About 2023 Annual Meeting

(May 6, 2023) As attendance returned to normal levels at the second in-person shareholders meeting since the COVID pandemic started, Warren Buffett revealed he has no intention of bidding for full control of Occidental Petroleum despite building a stake in the oil giant, called on the U.S. government to explicitly guarantee deposits of all sizes in the wake of recent bank failures, and called Apple a "better business" than any company completely owned by Berkshire. Charlie Munger criticized both the U.S. and China for "stupid, stupid, stupid" economic tensions that are preventing both countries from what could be mutually-beneficial trade relations.
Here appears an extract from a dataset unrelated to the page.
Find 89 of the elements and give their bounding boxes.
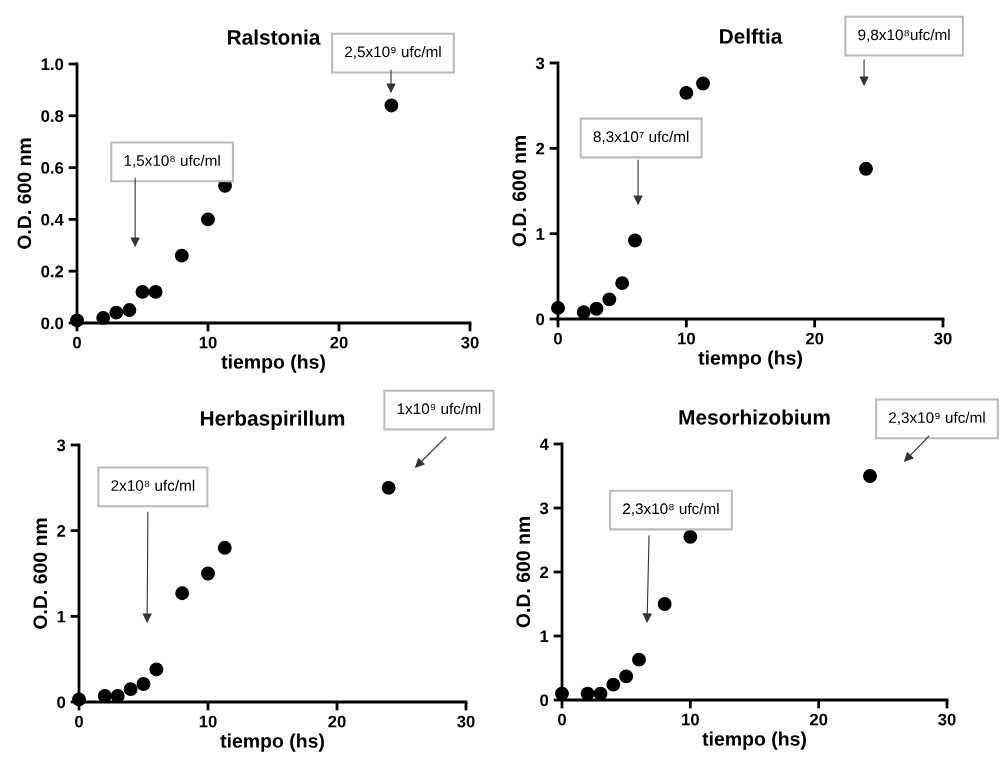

Berkshire Hathaway Shareholder Letters

Berkshire Hathaway's per-share market value increased by 4.0% in 2022, easily outperforming the S&P 500's 18.1% plunge as the Federal Reserve aggressively raised interest rates to tame an inflation surge. In his letter to shareholders, Buffett didn't offer any commentary on the Fed's hikes or the threat they could put the economy into a recession. He did, however, sharply criticize Washington politicians, mostly Democrats, who had been attacking corporate buybacks as "self-indulgence" that hurts their workers and the economy. "When you are told that all repurchases are harmful to shareholders or to the country, or particularly beneficial to CEOs, you are listening to either an economic illiterate or a silver-tongued demagogue (characters that are not mutually exclusive)."